Si pour les Anciens la science était à la fois la recherche du vrai et celle du bien, dans notre culture apparaît la figure récurrente du savant comme l’être déraisonnable par excellence, le fou ivre de la puissance sur le monde que lui procure le savoir. L’alchimiste dont la science sert la soif de l’or et le voue à la fréquentation du diable, comme son cousin, le docteur Faust, qui vend son âme à Méphisto ; ou le savant moderne, apprenti sorcier qui a déchaîné les forces de la nature et ne peut plus les arrêter – ainsi le Docteur Frankenstein et sa fameuse créature, fruit de l’imagination de Mary Shelley. Nos fantasmes nous apprennent que quelque chose s’est rompu de l’unité de la sagesse antique. La morale (ou l’éthique[1]) et la science ne vont plus du même pas. Notre époque semble vivre entre deux mythes : d’un côté, celui de la toute puissance bénéfique de la science – devenue la référence par excellence d’un monde désenchanté ; de l’autre, la réaffirmation d’exigences morales plus ou moins bien définies comme seule garantie contre cette puissance déchaînée. « Science sans conscience n’est que ruine de l’âme » : ce vieux précepte rabelaisien est censé nous aider à conjurer nos démons. D’où cette volonté qui se manifeste un peu partout de soumettre la science aux exigences morales et d’enseigner un peu d’éthique aux futurs scientifiques.
Cette manière si commune de demander que la science n’ignore point les exigences morales est cependant problématique. Car elle oppose deux de ces « notiones universales » dont Spinoza a montré qu’elles nous donnaient seulement l’illusion d’un savoir. Tout d’abord, la science telle que nous la comprenons aujourd’hui n’est pas la science des Anciens. La séparation de l’être et du devoir, du vrai et du bien est un produit de l’histoire de la philosophie. Ensuite, si la science moderne prône la « neutralité axiologique »[2], elle n’est pourtant pas dépourvue de valeurs morales. Enfin, si conflit, il y a entre science et morale, on pourra se demander si ce conflit concerne la science en tant que telle ou plutôt la puissance sociale dont elle est créditée dans nos sociétés.

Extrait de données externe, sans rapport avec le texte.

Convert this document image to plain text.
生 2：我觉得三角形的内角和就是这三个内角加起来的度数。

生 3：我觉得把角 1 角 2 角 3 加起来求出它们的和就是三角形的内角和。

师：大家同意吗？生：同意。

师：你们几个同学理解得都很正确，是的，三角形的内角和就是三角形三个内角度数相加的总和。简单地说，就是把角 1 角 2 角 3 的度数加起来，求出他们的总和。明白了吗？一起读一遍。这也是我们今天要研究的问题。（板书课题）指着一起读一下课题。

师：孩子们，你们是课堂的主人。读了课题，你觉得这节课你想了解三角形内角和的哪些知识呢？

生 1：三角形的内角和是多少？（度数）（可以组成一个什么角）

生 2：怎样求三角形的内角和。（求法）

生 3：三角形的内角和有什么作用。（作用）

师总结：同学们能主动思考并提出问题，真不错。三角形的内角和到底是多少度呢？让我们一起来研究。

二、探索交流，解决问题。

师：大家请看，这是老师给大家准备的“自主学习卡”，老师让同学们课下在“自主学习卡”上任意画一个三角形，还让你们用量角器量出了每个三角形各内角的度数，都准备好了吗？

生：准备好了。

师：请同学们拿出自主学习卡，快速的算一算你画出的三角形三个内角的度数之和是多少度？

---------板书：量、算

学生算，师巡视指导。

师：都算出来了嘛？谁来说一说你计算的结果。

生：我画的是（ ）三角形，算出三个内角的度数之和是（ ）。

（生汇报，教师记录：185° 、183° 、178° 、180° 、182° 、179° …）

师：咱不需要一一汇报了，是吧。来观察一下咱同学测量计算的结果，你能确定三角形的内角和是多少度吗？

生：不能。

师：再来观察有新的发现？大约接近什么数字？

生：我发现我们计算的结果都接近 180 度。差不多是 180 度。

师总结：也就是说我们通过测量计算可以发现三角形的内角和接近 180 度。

Autrement dit, nous sommes peut-être devant ce paradoxe que la puissance de la science n’est terrifiante que parce que la science est en réalité asservie à des fins sociales et à des valeurs morales fort discutables.
Le vrai et le bien
Dans l’idée ancienne de la philosophie, la connaissance du Bien paraissait comme le couronnement d’une marche graduelle, d’une dialectique ascendante du savoir. Connaître rationnellement le monde, c’est finalement déterminer la manière juste de se conduire. Il y a là une sorte d’optimisme du savoir que Kant vient mettre à mal. En limitant de manière drastique la puissance de la raison pure, Kant sépare du même coup la science et la morale, la vérité et la norme, la causalité empirique et la causalité de la liberté. La science est privée de toute prétention à dire le bien puisque le bien et le vrai ressortissent à deux usages distincts de la raison. Les seuls résultats auxquels elle puisse parvenir ne concernent jamais la moralité et pour Kant, c’est seulement la raison pratique qui conduit à la connaissance du Souverain Bien.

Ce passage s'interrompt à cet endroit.